Le monopole du cœur

Le débat qui eut lieu entre Valéry Giscard d’Estaing qui vient de mourir à 94 ans et François Mitterrand (1916-1996) avant le second tour de l’élection présidentielle de 1974 reste marqué par cette réplique :

 « Je trouve blessant et choquant de s’arroger le monopole du cœur. Vous n’avez pas, monsieur Mitterrand, le monopole du cœur. Non, vous ne l’avez pas. J’ai un cœur comme le vôtre et qui bat à sa cadence comme le vôtre (…) »

Giscard gagna l’élection de 424 599 voix (1,62% des 26 367 907 suffrages exprimés) et certains analystes dirent que le « vous n’avez pas le monopole du cœur » en fut sans doute la raison.

Au-delà de l’anecdote, cette réplique est une illustration d’une propriété du langage : celle de révélateur de cohérence.

On a aujourd’hui connaissance des fiches qui ont aidé Giscard à préparer ce débat. Brillant ministre de l’économie et des finances, il était perçu comme le candidat des riches, et un de ses  conseillers en communication mit l’accent sur le « cœur ». Il était important, suggérait-il et de manière explicite, qu’il tente de corriger l’impression de froideur qu’il créait en recourant au cœur.

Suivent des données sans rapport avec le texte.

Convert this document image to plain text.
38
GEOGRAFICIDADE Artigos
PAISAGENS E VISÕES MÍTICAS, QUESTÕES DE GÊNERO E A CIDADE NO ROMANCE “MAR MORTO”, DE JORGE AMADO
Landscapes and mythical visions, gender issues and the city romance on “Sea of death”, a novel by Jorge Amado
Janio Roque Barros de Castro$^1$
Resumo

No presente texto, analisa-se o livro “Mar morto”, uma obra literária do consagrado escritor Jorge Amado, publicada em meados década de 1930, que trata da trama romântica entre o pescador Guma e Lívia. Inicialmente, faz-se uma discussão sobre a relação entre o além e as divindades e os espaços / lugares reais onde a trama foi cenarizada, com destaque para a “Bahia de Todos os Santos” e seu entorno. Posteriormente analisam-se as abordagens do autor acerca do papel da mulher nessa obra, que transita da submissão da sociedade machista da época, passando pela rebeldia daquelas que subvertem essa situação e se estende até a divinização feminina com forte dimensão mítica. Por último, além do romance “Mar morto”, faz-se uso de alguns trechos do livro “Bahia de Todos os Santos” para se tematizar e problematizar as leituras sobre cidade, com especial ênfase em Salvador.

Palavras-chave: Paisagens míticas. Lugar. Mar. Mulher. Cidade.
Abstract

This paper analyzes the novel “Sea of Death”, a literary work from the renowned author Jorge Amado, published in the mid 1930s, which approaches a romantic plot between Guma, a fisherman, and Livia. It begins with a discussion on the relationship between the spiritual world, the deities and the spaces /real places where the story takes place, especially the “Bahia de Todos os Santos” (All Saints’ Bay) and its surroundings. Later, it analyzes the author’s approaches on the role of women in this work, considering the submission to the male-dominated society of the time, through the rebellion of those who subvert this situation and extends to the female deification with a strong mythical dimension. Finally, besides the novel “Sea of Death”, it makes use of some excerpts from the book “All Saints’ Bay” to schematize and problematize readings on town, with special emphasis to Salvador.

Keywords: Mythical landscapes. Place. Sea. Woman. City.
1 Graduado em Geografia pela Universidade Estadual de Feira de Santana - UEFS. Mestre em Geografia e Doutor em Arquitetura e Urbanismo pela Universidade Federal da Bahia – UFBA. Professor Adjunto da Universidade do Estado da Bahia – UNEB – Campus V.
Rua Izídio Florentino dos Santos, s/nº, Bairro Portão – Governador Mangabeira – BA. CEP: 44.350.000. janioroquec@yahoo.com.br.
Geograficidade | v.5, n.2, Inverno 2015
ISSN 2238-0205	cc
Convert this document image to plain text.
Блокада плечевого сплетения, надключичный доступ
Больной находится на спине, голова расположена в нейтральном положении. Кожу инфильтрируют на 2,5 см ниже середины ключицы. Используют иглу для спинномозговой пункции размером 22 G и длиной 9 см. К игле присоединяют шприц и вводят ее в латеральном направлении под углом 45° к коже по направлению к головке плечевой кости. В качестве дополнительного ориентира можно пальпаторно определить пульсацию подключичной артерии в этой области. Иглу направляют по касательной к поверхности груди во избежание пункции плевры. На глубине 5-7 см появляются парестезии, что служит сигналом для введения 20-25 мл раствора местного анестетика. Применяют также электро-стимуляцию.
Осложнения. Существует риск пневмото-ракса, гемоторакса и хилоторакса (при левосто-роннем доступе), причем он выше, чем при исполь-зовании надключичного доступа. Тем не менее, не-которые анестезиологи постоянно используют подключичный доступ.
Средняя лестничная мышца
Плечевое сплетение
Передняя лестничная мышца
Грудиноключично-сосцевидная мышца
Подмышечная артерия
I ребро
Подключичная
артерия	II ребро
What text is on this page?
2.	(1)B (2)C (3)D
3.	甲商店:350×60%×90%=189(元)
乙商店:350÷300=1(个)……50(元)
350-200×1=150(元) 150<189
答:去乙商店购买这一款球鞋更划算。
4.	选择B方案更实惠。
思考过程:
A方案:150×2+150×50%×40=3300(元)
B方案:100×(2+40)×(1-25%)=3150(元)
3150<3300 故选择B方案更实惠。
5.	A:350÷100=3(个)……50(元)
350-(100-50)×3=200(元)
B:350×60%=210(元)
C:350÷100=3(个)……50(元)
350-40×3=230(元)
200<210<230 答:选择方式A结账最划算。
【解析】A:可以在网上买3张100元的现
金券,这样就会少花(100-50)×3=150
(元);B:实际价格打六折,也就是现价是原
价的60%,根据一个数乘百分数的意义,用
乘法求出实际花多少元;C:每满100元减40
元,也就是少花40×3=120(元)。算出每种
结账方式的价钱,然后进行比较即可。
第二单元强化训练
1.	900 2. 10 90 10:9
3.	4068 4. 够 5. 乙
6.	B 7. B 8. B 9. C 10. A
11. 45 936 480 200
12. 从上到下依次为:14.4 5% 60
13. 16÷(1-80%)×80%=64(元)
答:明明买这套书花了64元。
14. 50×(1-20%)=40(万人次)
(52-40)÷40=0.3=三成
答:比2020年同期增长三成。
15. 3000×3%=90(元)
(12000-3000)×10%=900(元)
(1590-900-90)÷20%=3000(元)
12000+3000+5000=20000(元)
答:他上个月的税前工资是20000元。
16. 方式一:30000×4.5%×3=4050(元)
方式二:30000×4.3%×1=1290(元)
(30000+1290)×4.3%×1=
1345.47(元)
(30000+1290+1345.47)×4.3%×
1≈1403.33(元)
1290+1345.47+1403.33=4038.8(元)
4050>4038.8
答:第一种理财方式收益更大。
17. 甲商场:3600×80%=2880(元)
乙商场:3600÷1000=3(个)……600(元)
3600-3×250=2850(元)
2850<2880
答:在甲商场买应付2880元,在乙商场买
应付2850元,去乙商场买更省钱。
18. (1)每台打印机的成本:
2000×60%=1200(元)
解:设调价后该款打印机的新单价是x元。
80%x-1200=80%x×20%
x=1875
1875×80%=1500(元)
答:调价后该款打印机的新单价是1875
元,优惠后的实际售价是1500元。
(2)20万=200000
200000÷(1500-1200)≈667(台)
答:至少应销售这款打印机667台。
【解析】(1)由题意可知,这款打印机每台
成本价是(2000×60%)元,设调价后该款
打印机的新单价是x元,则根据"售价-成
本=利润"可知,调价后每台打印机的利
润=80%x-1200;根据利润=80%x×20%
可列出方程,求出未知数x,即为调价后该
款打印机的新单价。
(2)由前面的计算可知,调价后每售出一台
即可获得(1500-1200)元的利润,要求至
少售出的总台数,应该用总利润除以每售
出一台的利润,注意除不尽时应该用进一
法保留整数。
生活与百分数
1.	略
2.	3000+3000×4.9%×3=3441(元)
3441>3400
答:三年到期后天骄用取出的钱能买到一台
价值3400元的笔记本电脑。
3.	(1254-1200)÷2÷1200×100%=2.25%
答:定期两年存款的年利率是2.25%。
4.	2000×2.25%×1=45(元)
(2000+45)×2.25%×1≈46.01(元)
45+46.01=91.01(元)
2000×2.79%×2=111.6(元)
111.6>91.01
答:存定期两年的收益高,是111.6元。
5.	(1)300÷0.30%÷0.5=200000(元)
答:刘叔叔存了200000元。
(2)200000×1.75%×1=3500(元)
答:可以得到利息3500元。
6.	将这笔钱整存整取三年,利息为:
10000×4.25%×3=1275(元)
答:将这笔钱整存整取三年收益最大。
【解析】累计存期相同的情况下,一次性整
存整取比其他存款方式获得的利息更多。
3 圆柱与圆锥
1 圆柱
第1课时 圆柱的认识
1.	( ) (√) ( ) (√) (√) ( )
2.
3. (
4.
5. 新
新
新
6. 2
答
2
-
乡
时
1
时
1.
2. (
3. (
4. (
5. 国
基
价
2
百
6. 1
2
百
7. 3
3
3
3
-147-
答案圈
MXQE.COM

Restait à en attendre l’occasion.

Mitterrand la lui fournit par un couplet généreux sur les pauvres pour qui il revendiquait le droit de vivre qu’interdisait, disait-il, la politique de droite, en particulier les avantages fiscaux consentis aux riches précisément par son adversaire.

L’habileté de l’un à saisir l’occasion pour lancer sa petite phrase – elle aurait pu se retourner contre lui –  fut le révélateur du défaut de cohérence de l’autre.  

L’habileté réside dans le vous (n’avez pas le monopole…) dont, le Monsieur Mitterrand qui suit, précise l’identité : le cœur dont il est question est celui de l’homme, le cœur « qui bat à sa cadence » dont la dimension biologique  est la métaphore de la générosité qu’une implicite pudeur associée à la modestie interdit de nommer. En clair : je suis altruiste et généreux, comme vous, mais par pudeur, je me contente d’évoquer l’organe où sont censés résider les sentiments. Tout le monde comprendra  que  j’ai moi aussi, autant que vous, le souci des autres.

Et l’on entend, en off, Mitterrand murmurer un bien sûr qui le trahit : c’est ce « bien sûr », en d’autres termes la réponse qu’il ne donne pas qui est révélatrice d’un défaut de cohérence et, peut-être, la cause de sa défaite.

Par sa formule,  Giscard se présentait comme une personne dont la valeur était mise en cause par un personnage prétentieux, vaniteux, « blessant ».  Voyez, dit-il en substance, la méchanceté de mon adversaire qui dénie son humanité à l’homme privé que je suis.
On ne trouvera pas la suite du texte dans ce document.